Sur son blog écologique associé au Monde, Audrey Garric nous apprend que la Suède est aujourd’hui dans l’obligation d’importer des déchets du fait que ses capacités de recyclage sont
maintenant supérieures à sa production nationale de déchets :
Ce bel article possède une réelle profondeur, et je voudrais dire pourquoi. Il nous suggère qu’il est essentiel de se pencher sur le
déchet. En effet, rien moins que l’ontologie, l’éthique et la politique s’y jouent.
Ontologie : dans un ouvrage très suggestif (Des détritus, des déchets, de l’Abject. Une philosophie écologique,
Synthélabo/Les Empêcheurs de penser en rond, 1997), François Dagognet avait commencé à fonder l’abjectologie, science philosophique des êtres dégradés, dégoûtants et insignifiants,
classe incluant les détritus et les déchets, les objets cassés et les emballages. Le geste philosophique qu’il instituait visait à substituer au « catharisme » de l’ontologie dominante
(variante du platonisme appliquée à la matière, ou désir du « pur ») une attitude résolument leibnizienne (puisque l’auteur de la Monadologie considérait que chaque portion de
matière « peut être conçue comme un jardin plein de plantes et comme un étang plein de poissons »). La matière usée et dégradée regorge d’être. Il faut apprécier la puissance de ce
geste, sa pertinence pour une ontologie enfin totale.
Ethique : s’il faut se méfier de ce qu’induisent les hiérarchies fondatrices, c’est que l’infâme et le sale ont une telle
mauvaise réputation qu’elle en apparaît au final bien suspecte. On se souvient de la fine analyse de Jean-Pierre Vernant, qui remarquait dans « Le pur et l’impur », à propos des goûts
et des dégoûts en Grèce ancienne, ce que recouvrent les dévalorisations culturelles en termes de tabou : « le dégoût physique de ce qui est senti comme sale traduit en même temps le
crainte religieuse d’un contact interdit » (Mythes et sociétés en Grèce ancienne, Point Seuils, 1992, p. 132). Mais accepter le sale, considérer l’impur, ce n’est pas seulement
dépasser certains conditionnements implicites, ni voir les choses au-delà de la manière dont on nous les a montrées, c’est aussi se mettre de plain-pied avec l’existence dans sa finitude. La
véritable libération commence lorsqu’on met un terme à la recherche suspecte du sublime et qu’on considère les choses dans leur dynamisme même. Pour qui cherche la sagesse, il y a parfois plus
d’intérêt à considérer l’évolution du tas de compost familial qu’à demeurer enfermé dans sa bibliothèque.

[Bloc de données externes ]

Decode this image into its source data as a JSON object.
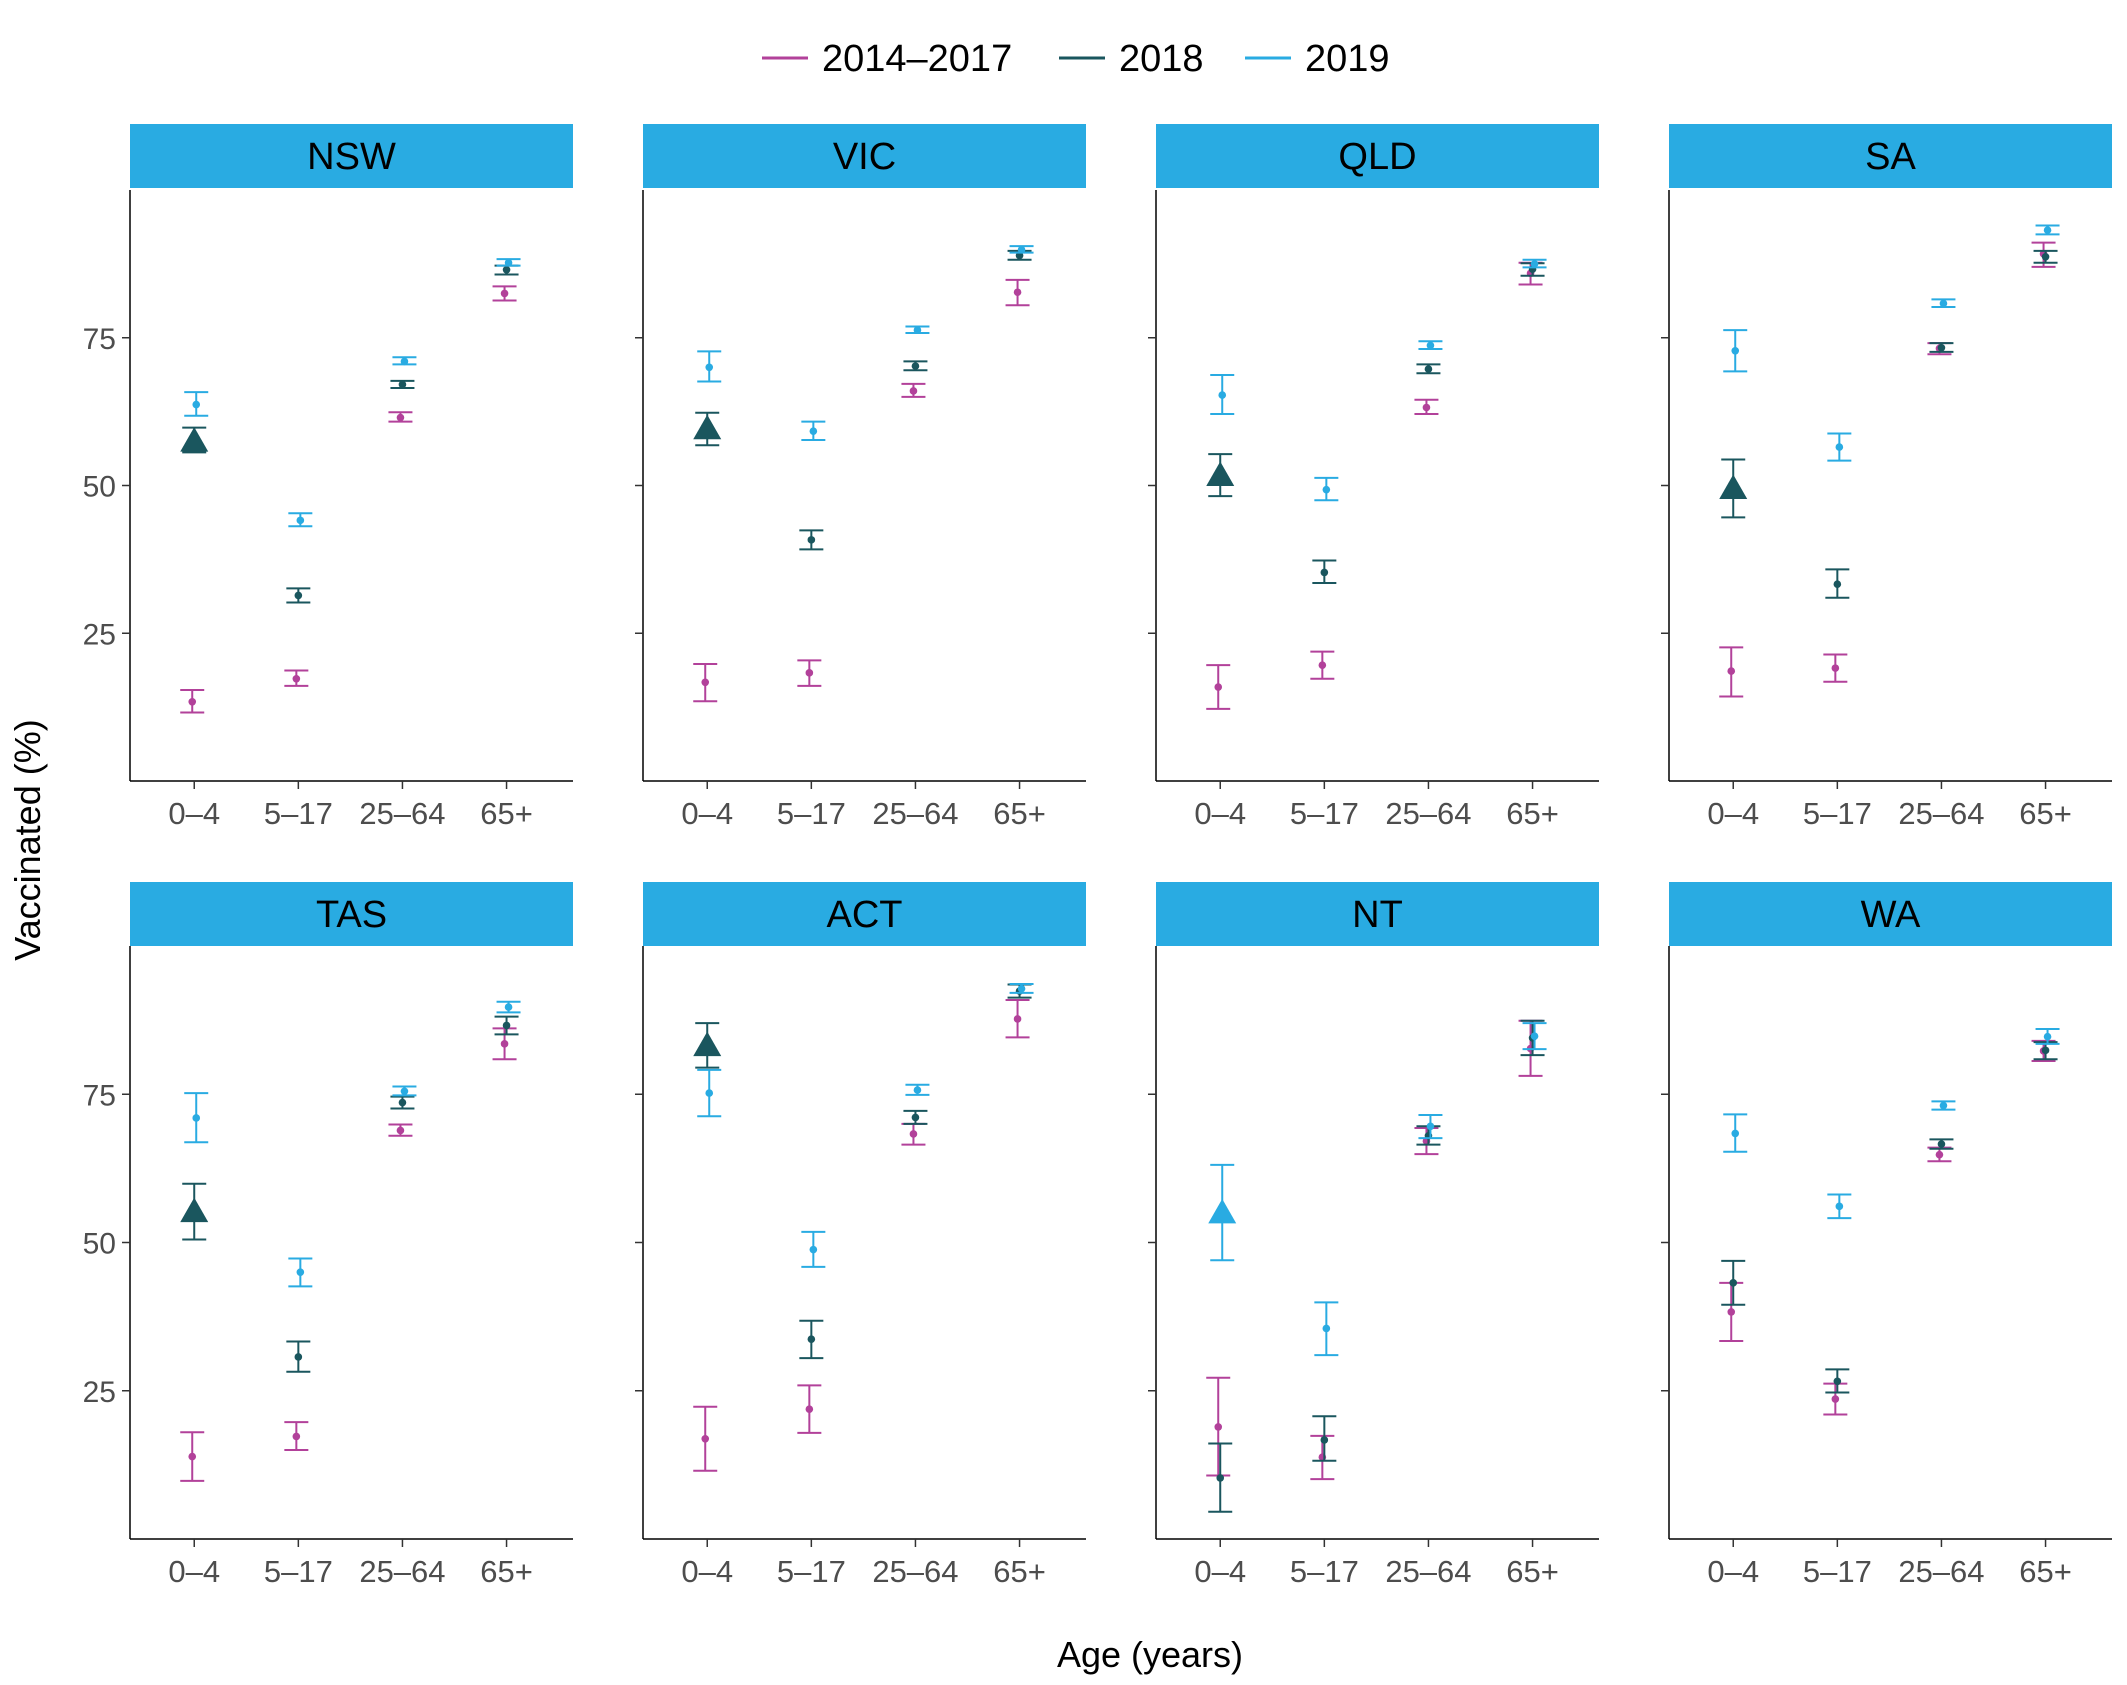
{
  "chart_data": {
    "type": "scatter",
    "xlabel": "Age (years)",
    "ylabel": "Vaccinated (%)",
    "ylim": [
      0,
      100
    ],
    "yticks": [
      25,
      50,
      75
    ],
    "categories": [
      "0–4",
      "5–17",
      "25–64",
      "65+"
    ],
    "legend": {
      "placement": "top",
      "entries": [
        {
          "name": "2014–2017",
          "color": "#b2419a"
        },
        {
          "name": "2018",
          "color": "#1a565e"
        },
        {
          "name": "2019",
          "color": "#29abe2"
        }
      ]
    },
    "strip_color": "#29abe2",
    "marker_note": "triangle marks highlighted 0–4 estimate",
    "panels": [
      {
        "name": "NSW",
        "series": [
          {
            "name": "2014–2017",
            "points": [
              {
                "y": 13.4,
                "lo": 11.6,
                "hi": 15.4
              },
              {
                "y": 17.3,
                "lo": 16.1,
                "hi": 18.7
              },
              {
                "y": 61.5,
                "lo": 60.8,
                "hi": 62.4
              },
              {
                "y": 82.5,
                "lo": 81.3,
                "hi": 83.7
              }
            ]
          },
          {
            "name": "2018",
            "points": [
              {
                "y": 57.5,
                "lo": 55.6,
                "hi": 59.8,
                "marker": "triangle"
              },
              {
                "y": 31.4,
                "lo": 30.2,
                "hi": 32.6
              },
              {
                "y": 67.1,
                "lo": 66.5,
                "hi": 67.7
              },
              {
                "y": 86.5,
                "lo": 85.7,
                "hi": 87.2
              }
            ]
          },
          {
            "name": "2019",
            "points": [
              {
                "y": 63.7,
                "lo": 61.8,
                "hi": 65.8
              },
              {
                "y": 44.1,
                "lo": 43.1,
                "hi": 45.3
              },
              {
                "y": 71.0,
                "lo": 70.5,
                "hi": 71.7
              },
              {
                "y": 87.7,
                "lo": 87.2,
                "hi": 88.3
              }
            ]
          }
        ]
      },
      {
        "name": "VIC",
        "series": [
          {
            "name": "2014–2017",
            "points": [
              {
                "y": 16.7,
                "lo": 13.5,
                "hi": 19.8
              },
              {
                "y": 18.3,
                "lo": 16.1,
                "hi": 20.4
              },
              {
                "y": 66.0,
                "lo": 65.0,
                "hi": 67.2
              },
              {
                "y": 82.7,
                "lo": 80.5,
                "hi": 84.8
              }
            ]
          },
          {
            "name": "2018",
            "points": [
              {
                "y": 59.6,
                "lo": 56.8,
                "hi": 62.3,
                "marker": "triangle"
              },
              {
                "y": 40.8,
                "lo": 39.2,
                "hi": 42.4
              },
              {
                "y": 70.2,
                "lo": 69.5,
                "hi": 71.0
              },
              {
                "y": 88.9,
                "lo": 88.2,
                "hi": 89.7
              }
            ]
          },
          {
            "name": "2019",
            "points": [
              {
                "y": 70.0,
                "lo": 67.6,
                "hi": 72.7
              },
              {
                "y": 59.2,
                "lo": 57.7,
                "hi": 60.8
              },
              {
                "y": 76.3,
                "lo": 75.8,
                "hi": 76.9
              },
              {
                "y": 89.9,
                "lo": 89.4,
                "hi": 90.5
              }
            ]
          }
        ]
      },
      {
        "name": "QLD",
        "series": [
          {
            "name": "2014–2017",
            "points": [
              {
                "y": 15.9,
                "lo": 12.2,
                "hi": 19.6
              },
              {
                "y": 19.6,
                "lo": 17.3,
                "hi": 21.9
              },
              {
                "y": 63.2,
                "lo": 62.1,
                "hi": 64.5
              },
              {
                "y": 85.9,
                "lo": 84.0,
                "hi": 87.7
              }
            ]
          },
          {
            "name": "2018",
            "points": [
              {
                "y": 51.7,
                "lo": 48.2,
                "hi": 55.3,
                "marker": "triangle"
              },
              {
                "y": 35.3,
                "lo": 33.5,
                "hi": 37.3
              },
              {
                "y": 69.7,
                "lo": 69.0,
                "hi": 70.5
              },
              {
                "y": 86.6,
                "lo": 85.5,
                "hi": 87.6
              }
            ]
          },
          {
            "name": "2019",
            "points": [
              {
                "y": 65.3,
                "lo": 62.1,
                "hi": 68.7
              },
              {
                "y": 49.3,
                "lo": 47.5,
                "hi": 51.3
              },
              {
                "y": 73.7,
                "lo": 73.1,
                "hi": 74.4
              },
              {
                "y": 87.5,
                "lo": 86.9,
                "hi": 88.2
              }
            ]
          }
        ]
      },
      {
        "name": "SA",
        "series": [
          {
            "name": "2014–2017",
            "points": [
              {
                "y": 18.6,
                "lo": 14.3,
                "hi": 22.6
              },
              {
                "y": 19.1,
                "lo": 16.8,
                "hi": 21.4
              },
              {
                "y": 73.2,
                "lo": 72.2,
                "hi": 74.1
              },
              {
                "y": 89.2,
                "lo": 87.0,
                "hi": 91.1
              }
            ]
          },
          {
            "name": "2018",
            "points": [
              {
                "y": 49.5,
                "lo": 44.6,
                "hi": 54.4,
                "marker": "triangle"
              },
              {
                "y": 33.3,
                "lo": 31.0,
                "hi": 35.8
              },
              {
                "y": 73.3,
                "lo": 72.6,
                "hi": 74.1
              },
              {
                "y": 88.7,
                "lo": 87.7,
                "hi": 89.7
              }
            ]
          },
          {
            "name": "2019",
            "points": [
              {
                "y": 72.8,
                "lo": 69.3,
                "hi": 76.3
              },
              {
                "y": 56.5,
                "lo": 54.2,
                "hi": 58.8
              },
              {
                "y": 80.8,
                "lo": 80.2,
                "hi": 81.5
              },
              {
                "y": 93.2,
                "lo": 92.5,
                "hi": 94.0
              }
            ]
          }
        ]
      },
      {
        "name": "TAS",
        "series": [
          {
            "name": "2014–2017",
            "points": [
              {
                "y": 13.9,
                "lo": 9.8,
                "hi": 18.0
              },
              {
                "y": 17.3,
                "lo": 15.0,
                "hi": 19.7
              },
              {
                "y": 68.9,
                "lo": 68.0,
                "hi": 69.9
              },
              {
                "y": 83.5,
                "lo": 80.9,
                "hi": 86.1
              }
            ]
          },
          {
            "name": "2018",
            "points": [
              {
                "y": 55.2,
                "lo": 50.5,
                "hi": 59.9,
                "marker": "triangle"
              },
              {
                "y": 30.7,
                "lo": 28.2,
                "hi": 33.3
              },
              {
                "y": 73.6,
                "lo": 72.6,
                "hi": 74.6
              },
              {
                "y": 86.6,
                "lo": 85.1,
                "hi": 88.1
              }
            ]
          },
          {
            "name": "2019",
            "points": [
              {
                "y": 71.0,
                "lo": 66.9,
                "hi": 75.2
              },
              {
                "y": 45.0,
                "lo": 42.6,
                "hi": 47.3
              },
              {
                "y": 75.5,
                "lo": 74.8,
                "hi": 76.3
              },
              {
                "y": 89.7,
                "lo": 88.8,
                "hi": 90.6
              }
            ]
          }
        ]
      },
      {
        "name": "ACT",
        "series": [
          {
            "name": "2014–2017",
            "points": [
              {
                "y": 16.9,
                "lo": 11.5,
                "hi": 22.3
              },
              {
                "y": 21.9,
                "lo": 17.9,
                "hi": 25.9
              },
              {
                "y": 68.3,
                "lo": 66.5,
                "hi": 70.0
              },
              {
                "y": 87.7,
                "lo": 84.6,
                "hi": 90.9
              }
            ]
          },
          {
            "name": "2018",
            "points": [
              {
                "y": 83.2,
                "lo": 79.5,
                "hi": 87.0,
                "marker": "triangle"
              },
              {
                "y": 33.7,
                "lo": 30.5,
                "hi": 36.8
              },
              {
                "y": 71.1,
                "lo": 70.0,
                "hi": 72.2
              },
              {
                "y": 92.4,
                "lo": 91.3,
                "hi": 93.5
              }
            ]
          },
          {
            "name": "2019",
            "points": [
              {
                "y": 75.2,
                "lo": 71.3,
                "hi": 79.1
              },
              {
                "y": 48.8,
                "lo": 45.9,
                "hi": 51.8
              },
              {
                "y": 75.7,
                "lo": 74.9,
                "hi": 76.6
              },
              {
                "y": 92.8,
                "lo": 92.1,
                "hi": 93.6
              }
            ]
          }
        ]
      },
      {
        "name": "NT",
        "series": [
          {
            "name": "2014–2017",
            "points": [
              {
                "y": 18.9,
                "lo": 10.7,
                "hi": 27.2
              },
              {
                "y": 13.8,
                "lo": 10.1,
                "hi": 17.4
              },
              {
                "y": 67.1,
                "lo": 64.9,
                "hi": 69.3
              },
              {
                "y": 82.7,
                "lo": 78.1,
                "hi": 87.4
              }
            ]
          },
          {
            "name": "2018",
            "points": [
              {
                "y": 10.3,
                "lo": 4.6,
                "hi": 16.1
              },
              {
                "y": 16.7,
                "lo": 13.2,
                "hi": 20.7
              },
              {
                "y": 68.0,
                "lo": 66.5,
                "hi": 69.6
              },
              {
                "y": 84.5,
                "lo": 81.6,
                "hi": 87.4
              }
            ]
          },
          {
            "name": "2019",
            "points": [
              {
                "y": 55.0,
                "lo": 47.0,
                "hi": 63.1,
                "marker": "triangle"
              },
              {
                "y": 35.5,
                "lo": 31.0,
                "hi": 39.9
              },
              {
                "y": 69.6,
                "lo": 67.6,
                "hi": 71.5
              },
              {
                "y": 84.8,
                "lo": 82.6,
                "hi": 87.0
              }
            ]
          }
        ]
      },
      {
        "name": "WA",
        "series": [
          {
            "name": "2014–2017",
            "points": [
              {
                "y": 38.3,
                "lo": 33.4,
                "hi": 43.2
              },
              {
                "y": 23.6,
                "lo": 21.0,
                "hi": 26.2
              },
              {
                "y": 64.8,
                "lo": 63.7,
                "hi": 66.0
              },
              {
                "y": 82.3,
                "lo": 80.6,
                "hi": 84.0
              }
            ]
          },
          {
            "name": "2018",
            "points": [
              {
                "y": 43.2,
                "lo": 39.5,
                "hi": 46.9
              },
              {
                "y": 26.6,
                "lo": 24.7,
                "hi": 28.6
              },
              {
                "y": 66.6,
                "lo": 65.8,
                "hi": 67.4
              },
              {
                "y": 82.4,
                "lo": 80.9,
                "hi": 83.8
              }
            ]
          },
          {
            "name": "2019",
            "points": [
              {
                "y": 68.4,
                "lo": 65.3,
                "hi": 71.6
              },
              {
                "y": 56.1,
                "lo": 54.1,
                "hi": 58.1
              },
              {
                "y": 73.1,
                "lo": 72.4,
                "hi": 73.8
              },
              {
                "y": 84.7,
                "lo": 83.5,
                "hi": 86.0
              }
            ]
          }
        ]
      }
    ]
  }
}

Politique : le mode de vie impliqué par les nouvelles pratiques écologiques nous donne à penser sur la valeur des choses. Les
déchets de la consommation constituent aujourd’hui une source d’énergie – sorte de revanche de la matière seconde sur la première – et cela modifie certaines évidences liées au mode de vie
industriel. Dans tout objet produit par l’homme, nous dit Marx, il y a un rapport social, c’est-à-dire qu’on peut y lire à la fois la relation entre l’homme et la nature via la technique, et le
rapport de force qui s’institue entre ceux qui produisent et ceux qui exploitent la production. L’objet renvoie à une double coupure : celle, fondatrice, de l’humanité avec la nature et
celle, instituée par le régime capitaliste de production, entre les hommes. Concernant la première, tout se passe comme si le recyclage engageait l’humanité dans une réconciliation avec
l’environnement naturel, du fait qu’il limite la surexploitation de ce dernier en ressources énergétiques. Mais concernant la seconde, pour l’heure la réalité dément un tel espoir :
les nations développées ont mis en place un véritable business de leurs déchets toxiques à destination des pays en voie de développement. L’article d’Audrey Garric, qui suggère comment le
commerce du sale est amené à se développer dans les années futures, nous invite à prendre en compte ce dernier aspect : dans la modernisation du traitement des déchets se jouent des
réorganisations sociales et politiques fondamentales. L’innovation ne sera complète (et réelle) que dans une vue globale des enjeux humains et du rapport des forces en présence.